Tyga is at his best on this project when he isn’t aimlessly flexing his foreign cars, dazzling jewelry or cache of incredibly promiscuous women – when he lets his tough guy guard down is when he shines brightest. The Tyga bravado gets thrown to the wayside which makes room for the real Michael Stevenson to rap about normal people endeavors. “Move To LA” is the album’s best cut simply because Tyga doesn’t take himself too seriously (not to mention Ty Dolla $ign sounds godly on the chorus). Relevant rap lines like “When our signals get crossed, I hate it/Cause the more you treat me royal, I adore you/That’s why I don’t mind doing all these things for you” brings Tyga down to a relatable level and “Hey mama, won’t you come to T dada/Keep you in Chanel ’cause the devil wear Prada” displays his witty side.
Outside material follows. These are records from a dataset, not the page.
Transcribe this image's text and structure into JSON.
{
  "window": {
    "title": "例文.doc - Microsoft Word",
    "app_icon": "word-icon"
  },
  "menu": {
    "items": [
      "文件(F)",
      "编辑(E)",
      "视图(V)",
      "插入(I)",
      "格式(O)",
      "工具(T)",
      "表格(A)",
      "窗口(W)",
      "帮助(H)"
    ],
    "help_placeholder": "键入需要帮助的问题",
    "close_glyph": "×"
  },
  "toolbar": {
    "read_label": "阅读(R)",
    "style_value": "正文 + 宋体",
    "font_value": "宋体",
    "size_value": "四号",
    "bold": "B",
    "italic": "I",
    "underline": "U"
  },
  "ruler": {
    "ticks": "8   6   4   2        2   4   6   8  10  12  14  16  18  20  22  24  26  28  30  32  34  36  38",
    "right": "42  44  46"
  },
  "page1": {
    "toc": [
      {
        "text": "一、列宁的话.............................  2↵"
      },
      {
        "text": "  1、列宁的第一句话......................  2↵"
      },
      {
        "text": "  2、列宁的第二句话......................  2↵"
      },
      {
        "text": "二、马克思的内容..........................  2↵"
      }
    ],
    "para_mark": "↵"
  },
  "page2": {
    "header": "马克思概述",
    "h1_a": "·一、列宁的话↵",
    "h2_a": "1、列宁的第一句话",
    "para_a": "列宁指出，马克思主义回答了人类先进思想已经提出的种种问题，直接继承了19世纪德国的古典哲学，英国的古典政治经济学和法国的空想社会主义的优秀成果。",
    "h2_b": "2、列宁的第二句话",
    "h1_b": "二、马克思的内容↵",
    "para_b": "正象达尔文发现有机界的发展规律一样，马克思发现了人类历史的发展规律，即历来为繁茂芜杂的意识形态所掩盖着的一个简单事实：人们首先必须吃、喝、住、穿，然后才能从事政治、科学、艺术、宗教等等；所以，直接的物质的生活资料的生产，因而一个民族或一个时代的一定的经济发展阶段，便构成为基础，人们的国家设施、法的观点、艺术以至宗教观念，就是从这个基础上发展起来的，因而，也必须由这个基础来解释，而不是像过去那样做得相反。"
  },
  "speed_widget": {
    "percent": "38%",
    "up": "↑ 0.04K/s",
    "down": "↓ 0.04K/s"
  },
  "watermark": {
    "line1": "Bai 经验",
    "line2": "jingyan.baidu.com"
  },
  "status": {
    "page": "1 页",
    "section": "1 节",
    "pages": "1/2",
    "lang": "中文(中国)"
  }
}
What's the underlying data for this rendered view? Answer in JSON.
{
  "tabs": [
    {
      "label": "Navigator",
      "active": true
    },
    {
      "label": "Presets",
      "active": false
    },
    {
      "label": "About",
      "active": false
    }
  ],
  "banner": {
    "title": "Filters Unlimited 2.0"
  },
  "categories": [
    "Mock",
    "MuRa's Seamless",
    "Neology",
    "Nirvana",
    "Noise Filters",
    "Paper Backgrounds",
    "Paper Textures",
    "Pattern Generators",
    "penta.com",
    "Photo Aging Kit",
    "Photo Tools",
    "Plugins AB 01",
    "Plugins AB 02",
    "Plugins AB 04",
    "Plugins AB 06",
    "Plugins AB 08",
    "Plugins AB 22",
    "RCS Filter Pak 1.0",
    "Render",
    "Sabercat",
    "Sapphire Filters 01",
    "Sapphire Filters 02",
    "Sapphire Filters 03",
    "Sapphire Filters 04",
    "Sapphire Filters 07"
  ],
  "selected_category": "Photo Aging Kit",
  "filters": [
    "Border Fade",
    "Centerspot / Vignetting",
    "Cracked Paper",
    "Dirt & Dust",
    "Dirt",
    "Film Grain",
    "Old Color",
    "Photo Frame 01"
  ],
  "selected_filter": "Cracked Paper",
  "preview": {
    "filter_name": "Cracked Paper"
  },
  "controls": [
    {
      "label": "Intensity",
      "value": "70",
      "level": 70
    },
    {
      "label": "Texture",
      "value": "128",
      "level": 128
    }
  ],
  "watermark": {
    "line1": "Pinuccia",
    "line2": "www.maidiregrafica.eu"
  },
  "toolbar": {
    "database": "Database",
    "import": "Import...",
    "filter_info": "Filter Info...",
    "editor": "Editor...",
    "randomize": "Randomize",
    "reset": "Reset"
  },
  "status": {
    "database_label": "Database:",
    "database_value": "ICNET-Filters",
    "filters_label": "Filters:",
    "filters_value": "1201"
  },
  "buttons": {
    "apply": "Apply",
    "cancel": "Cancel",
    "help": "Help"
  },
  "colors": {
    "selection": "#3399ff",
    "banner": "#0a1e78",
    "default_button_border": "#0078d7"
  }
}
The back half of the album has solid features from some of rap’s current upper echelon like Quavo (“Bel Air”), Vince Staples (“Playboy”) and Young Thug (“Run It Back”) — regrettably, though, those verses equate to the album’s best parts. Perhaps a better idea for Tyga would have been to shorten the tracklist and craft a handful of solid solo cuts that boost his likeability instead of trying to piggyback off those with the bigger buzz. BITS2 won’t be the defibrillator that T-Raww uses to get his career pulsating again, but hopefully, a little more time away from the Kardashian clan will do his journey some justice.